- Born: 5 March 1944 Madhubani district, Bihar
- Died: 19 August 2017 (aged 73) Patna, Bihar
- Occupations: author, professor, researcher

= Hetukar Jha =

Indian author, professor, researcher, and Fulbright Scholar

Hetukar Jha (5 March 1944 – 19 August 2017) was an Indian author, professor, researcher, and Fulbright Scholar. He was an honorary managing trustee of the Maharajadhiraja Kameshwar Singh Kalyani Foundation.

==Early life and family==
Jha was born on 5 March 1944 in Sarisav Pahi village, Madhubani district, Bihar. His father was Babu Chemkar Jha, also known as Baldeo Jha, and his mother was Mohini Devi. He studied in the village school.

==Education==
He matriculated from Maharaja Lakshmeshwar Singh Academy, Sarisab Pahi, Dist Madhubani. He attended Patna Science College and went on to Post Graduate work at Patna University. He gained his B.A. Hons. in Sociology at Patna College in 1965, his M.A. in sociology at Patna University in 1967, and his PhD in sociology at Patna University in 1980.
Won Patna University Students' Union election in 1967-68 and served as vice-president.

==Career==
He joined Patna University as a lecturer in sociology in 1968 and retired as Professor and Head of the Department of Sociology in January 2004.

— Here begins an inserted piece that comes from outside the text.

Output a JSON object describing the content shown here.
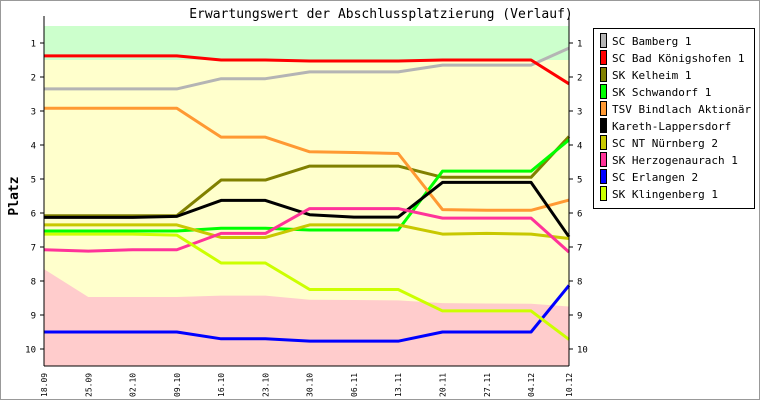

Beginning in 1968, he researched the societies and cultures of Bihar. Among his conclusions is that: A basic problem is the break down of the traditional village community as a functioning whole.

Jha wrote several books.

== Death ==
Jha died on 19 August 2017 in Patna, Bihar at the age 73. He was cremated in his native village Sarisav Pahi in Madhubani district. He was survived by his wife and sons.